Convening power and understanding place to improve public services

  • Councils have unrivalled local knowledge and sit at the heart of dense networks of public, private and third sector bodies. This means that further empowering councils and organising and delivering public services locally through them can deliver huge benefits.
     
  • Devolved models for delivering net zero are more efficient, and more effective. Innovate UK modelled interventions in heat, buildings, and travel, and concluded local targeted action would hit net zero by 2050 while saving around £140 billion, returning an additional £400 billion in co-benefits. Government should seriously consider our proposals for backing local climate action by giving all places the clarity, certainty, and flexibility to help deliver net zero through an evolving set of Local Climate Action Agreements underpinned by multi-year, place-based funding allocations which are reviewed and adapted over Spending Review periods up to 2050.
     
  • Further empowerment of councils can help deliver the Government’s objectives in relation to children with special educational needs and disabilities (SEND).
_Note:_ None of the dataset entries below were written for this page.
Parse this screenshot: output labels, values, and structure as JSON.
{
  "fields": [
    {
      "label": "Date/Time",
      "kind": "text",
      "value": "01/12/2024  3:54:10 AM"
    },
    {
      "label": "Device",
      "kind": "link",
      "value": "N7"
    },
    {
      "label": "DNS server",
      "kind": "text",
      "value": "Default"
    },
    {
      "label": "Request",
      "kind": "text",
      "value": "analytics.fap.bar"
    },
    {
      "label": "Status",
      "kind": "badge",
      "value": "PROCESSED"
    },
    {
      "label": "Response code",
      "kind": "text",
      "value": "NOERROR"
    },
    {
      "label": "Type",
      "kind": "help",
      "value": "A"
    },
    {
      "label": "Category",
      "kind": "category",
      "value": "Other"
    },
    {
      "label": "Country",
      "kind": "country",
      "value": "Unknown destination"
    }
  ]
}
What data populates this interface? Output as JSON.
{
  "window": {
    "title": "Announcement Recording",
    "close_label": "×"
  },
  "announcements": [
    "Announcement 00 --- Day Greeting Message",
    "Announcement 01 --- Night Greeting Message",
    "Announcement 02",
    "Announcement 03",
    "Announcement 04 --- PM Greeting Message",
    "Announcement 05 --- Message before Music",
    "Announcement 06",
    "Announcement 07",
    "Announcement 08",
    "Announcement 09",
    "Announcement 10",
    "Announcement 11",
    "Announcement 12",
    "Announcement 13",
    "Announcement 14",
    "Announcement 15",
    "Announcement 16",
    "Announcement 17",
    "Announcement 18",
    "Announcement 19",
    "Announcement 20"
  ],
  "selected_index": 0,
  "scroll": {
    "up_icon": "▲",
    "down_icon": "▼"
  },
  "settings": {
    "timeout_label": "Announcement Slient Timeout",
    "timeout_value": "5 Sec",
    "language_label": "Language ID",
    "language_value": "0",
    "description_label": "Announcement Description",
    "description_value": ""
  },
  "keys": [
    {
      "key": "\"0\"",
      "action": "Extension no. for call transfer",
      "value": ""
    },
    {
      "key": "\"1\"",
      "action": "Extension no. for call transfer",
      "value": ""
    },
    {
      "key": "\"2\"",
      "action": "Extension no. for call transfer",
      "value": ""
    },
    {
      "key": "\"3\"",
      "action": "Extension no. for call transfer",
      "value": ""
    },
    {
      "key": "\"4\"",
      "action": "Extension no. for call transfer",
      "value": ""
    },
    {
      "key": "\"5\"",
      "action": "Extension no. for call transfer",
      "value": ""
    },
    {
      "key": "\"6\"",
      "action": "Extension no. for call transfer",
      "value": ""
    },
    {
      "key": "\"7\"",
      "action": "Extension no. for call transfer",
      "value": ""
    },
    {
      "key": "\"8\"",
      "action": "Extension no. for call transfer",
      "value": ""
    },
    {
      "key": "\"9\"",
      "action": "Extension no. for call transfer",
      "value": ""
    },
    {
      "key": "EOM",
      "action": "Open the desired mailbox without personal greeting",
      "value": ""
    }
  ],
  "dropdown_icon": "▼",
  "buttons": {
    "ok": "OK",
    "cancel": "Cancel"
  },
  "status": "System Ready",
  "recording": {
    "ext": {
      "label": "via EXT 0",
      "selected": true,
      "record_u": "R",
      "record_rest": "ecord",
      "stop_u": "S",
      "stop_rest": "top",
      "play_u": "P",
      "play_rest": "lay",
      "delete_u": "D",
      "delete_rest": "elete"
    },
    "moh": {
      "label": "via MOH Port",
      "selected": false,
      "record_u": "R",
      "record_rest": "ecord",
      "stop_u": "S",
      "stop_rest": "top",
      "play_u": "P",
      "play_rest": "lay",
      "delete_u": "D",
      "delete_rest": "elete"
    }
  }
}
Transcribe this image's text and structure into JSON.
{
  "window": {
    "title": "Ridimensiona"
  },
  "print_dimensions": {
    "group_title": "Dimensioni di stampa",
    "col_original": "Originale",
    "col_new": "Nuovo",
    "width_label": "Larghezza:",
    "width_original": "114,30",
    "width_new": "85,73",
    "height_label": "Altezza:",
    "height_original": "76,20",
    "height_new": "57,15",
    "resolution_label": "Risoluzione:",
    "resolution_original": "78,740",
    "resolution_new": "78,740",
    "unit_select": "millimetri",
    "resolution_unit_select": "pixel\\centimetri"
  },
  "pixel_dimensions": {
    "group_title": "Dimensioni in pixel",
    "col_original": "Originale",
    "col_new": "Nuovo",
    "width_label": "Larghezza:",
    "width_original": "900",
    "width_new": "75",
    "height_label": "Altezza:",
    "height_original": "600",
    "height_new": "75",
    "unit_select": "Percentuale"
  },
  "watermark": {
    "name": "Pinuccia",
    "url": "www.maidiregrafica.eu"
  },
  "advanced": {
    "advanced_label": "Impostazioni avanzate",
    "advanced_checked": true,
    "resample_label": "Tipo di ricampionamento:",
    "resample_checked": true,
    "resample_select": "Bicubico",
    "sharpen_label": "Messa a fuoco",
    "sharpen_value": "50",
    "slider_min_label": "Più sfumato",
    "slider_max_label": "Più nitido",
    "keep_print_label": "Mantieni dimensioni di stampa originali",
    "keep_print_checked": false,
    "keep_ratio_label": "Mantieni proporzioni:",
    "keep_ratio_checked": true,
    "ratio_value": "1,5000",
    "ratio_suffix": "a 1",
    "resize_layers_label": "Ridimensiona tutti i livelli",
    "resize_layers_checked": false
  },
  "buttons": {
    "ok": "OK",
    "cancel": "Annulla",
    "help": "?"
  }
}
The Government’s SEND and Alternative Provision improvement plan rightly acknowledges that while councils and their partners are working hard to meet the needs of children with SEND in their local areas, not all children and young people with special needs are able to access the support they need. Councils, with their democratic mandate, are ideally placed to convene and lead local SEND systems, bringing health and education partners together to quickly deliver the right support to the children that need it. But councils need the powers to hold partners to account which they cannot do within the existing system. Without further change, sufficiency of funding will remain a major concern, as well as hampering efforts to ensure the needs of all children with SEND can be met effectively.